Insistimos en que nada de esto hubiese ocurrido si quienes hoy dicen estar “preocupados y desilusionados” por el fracaso de los directivos de SanCor para sacar adelante a la Cooperativa, no hubiesen sido cómplices y colaborado decididamente con ella.

A lo ya dicho (avalar descuentos arbitrarios, despidos, suspensiones, falta de pago de salarios y aportes, condiciones de trabajo cada vez mas precarias, etc.), tenemos que agregar la discriminación hacia los trabajadores de SanCor, en cuanto a los sueldos, ya que mientras que el resto de las empresas recibían los aumentos paritarios acordados con las cámaras empresariales, los compañeros no ven impactados esos porcentajes, sino hasta dos años después.

Por otra parte, se permitió la persecución patronal a activistas que denunciaban estas situaciones y se dejaron pasar las amenazas públicas de los empresarios cuando, tras una serie de medidas de fuerza en la Planta de la localidad de Balnearea, se intimó al personal a que cesaran en sus reclamos o, de lo contrario, se cerraba la fábrica y se despedía a los trabajadores.

El gremio mientras tanto, en lugar de reclamar una solución inmediata para la gente, eligió sacarse fotos para enviárselas al Papa y dedicó sus esfuerzos durante todo el año pasado a recorrer Ministerios y Secretarías para pedirle a los funcionarios nacionales y provinciales, subsidios, créditos y condonación de deudas para la empresa.
Ahora sí, para Ponce, llegó la hora de poner en pie un plan de lucha.

Atilra parece haberse enterado ahora de lo que los trabajadores venimos reclamando desde hace cuatro años. De la noche a la mañana, entendieron que miles de familias viven en la pobreza e incluso en la indigencia (con sueldos de 10.000 pesos), viendo cómo sus condiciones de vida se hunden mes a mes o cómo la incertidumbre de perderlo todo, se apodera de ellos.

Ponce y los suyos, creen que los afiliados se olvidan de la entrega a la que fueron sometidos.
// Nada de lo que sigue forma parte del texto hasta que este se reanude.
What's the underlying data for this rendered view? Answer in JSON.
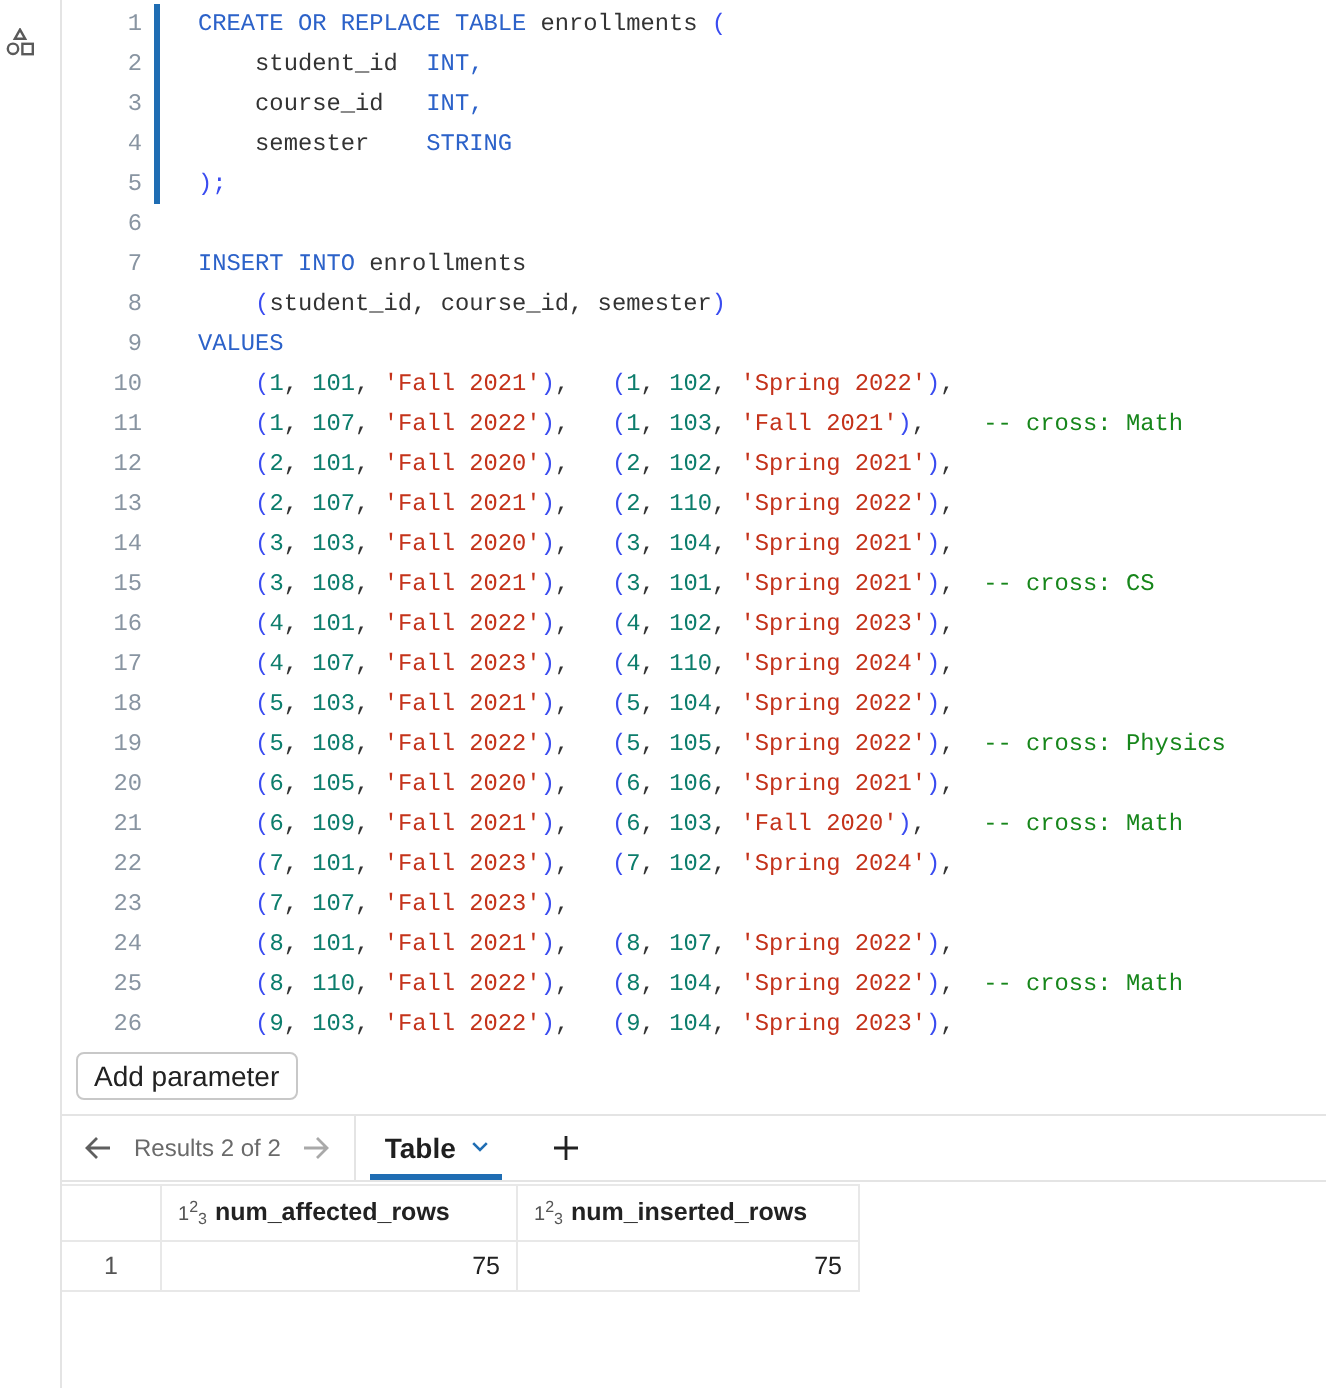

Atilra los puso en bandeja de plata, para que SanCor los denigrara, arrebatandoles todos los derechos posibles y sumiéndolos en la pobreza.

Cuatro años mas tarde, La Asociación de Trabajadores de la Industria Lechera, tiene la caradurez de pensar que con dos comunicados amenazando con un paro, una propuesta inservible de cooperativizar a los trabajadores o un poema ridículo escrito por su “líder” pueden tapar su responsabilidad directa y su participación en la situación terminal que viven los empleados de SanCor.

¡Basta de mentirle a los trabajadores!

Los trabajadores de SanCor necesitan sacarse de encima el lastre de estos dirigentes gremiales pro patronales y funcionales al ajuste.

La única alternativa, para preservar las fuentes laborales es la inmediata estatización de la Cooperativa y la puesta en funcionamiento bajo control de los trabajadores.
Por una SanCor al servicio de las necesidades sociales.

¡Fuera Ponce y toda la burocracia¡ Por un gremio que defienda los intereses de los trabajadores.

Trabajadores lecheros en la Corriente Clasista Goyo Flores.